Claude-peers-mcp is an MCP server that lets multiple Claude Code instances message each other in real time. If you run parallel Claude sessions (one on the frontend, one on the backend, one writing tests), this creates a direct communication channel between them so they can coordinate without you copy-pasting context between terminals. The way it works: you spin up the MCP server, connect each Claude Code instance to it, and they can send and receive messages from each other ad-hoc, like a group chat between your AI assistants. One session can ask another about an API contract it just wrote, or flag a dependency change that affects the other's work. It removes you as the bottleneck in multi-agent workflows. The catch: very new and tightly coupled to Claude Code's MCP ecosystem. It does not work with other AI agents or coding assistants. Coordinating AI sessions is still experimental territory, so expect rough edges and limited documentation.
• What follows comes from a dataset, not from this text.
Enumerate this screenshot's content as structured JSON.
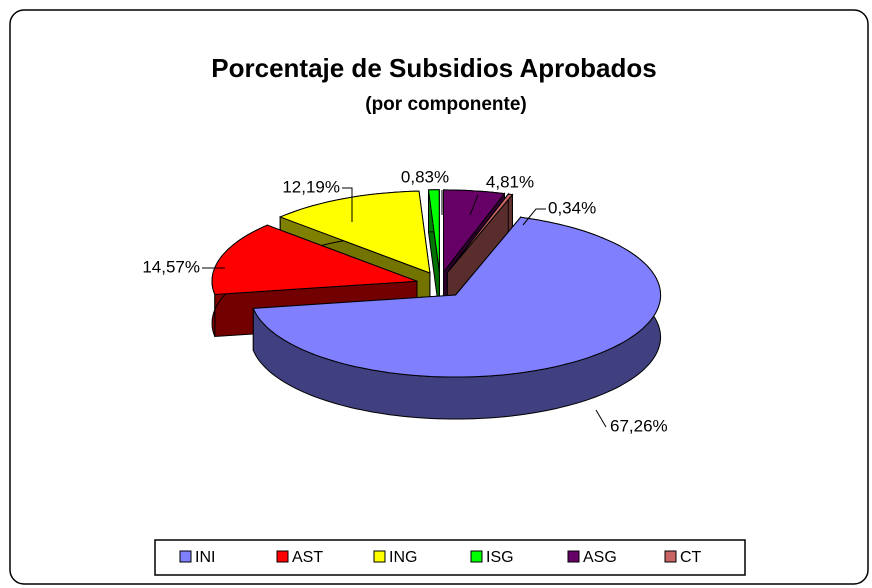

If you only run one Claude session at a time, you do not need this.
AgentSpace is a shared workspace where humans and AI agents work as one team, instead of you driving a single agent in isolation. The idea: give agents defined roles, permissions, and an audit trail, then let them coordinate in channels the way a human team would. Most agent frameworks assume one person and one agent; AgentSpace is built for a group running several agents with governance around them. Apache 2.0 licensed. The interesting piece is AgentRouter, which routes tasks across different agent runtimes, Claude Code, Codex, OpenCode, and others, through one normalized interface, so you are not locked to a single backend. There is a digital employee board that makes agents visible and shareable across an org, a permission and approval system that puts a human checkpoint in front of sensitive actions, and full logging of everything an agent does. You can self-host it or use the hosted platform. This is early, and it is aimed at founder teams and small orgs that want to put agents to work without losing track of what they are doing. The audit trail and approval gates are the real draw; running multiple agents with no oversight gets dangerous fast. Self-host it for full control of the infrastructure, or take the hosted option if you would rather not run it yourself. The catch is maturity. This is a young project moving fast, and multi-agent coordination is still proving itself across the whole industry, not just here. The governance framing is genuinely useful, but expect rough edges, and verify the hosted tier's pricing before you depend on it, since that is not clearly published yet.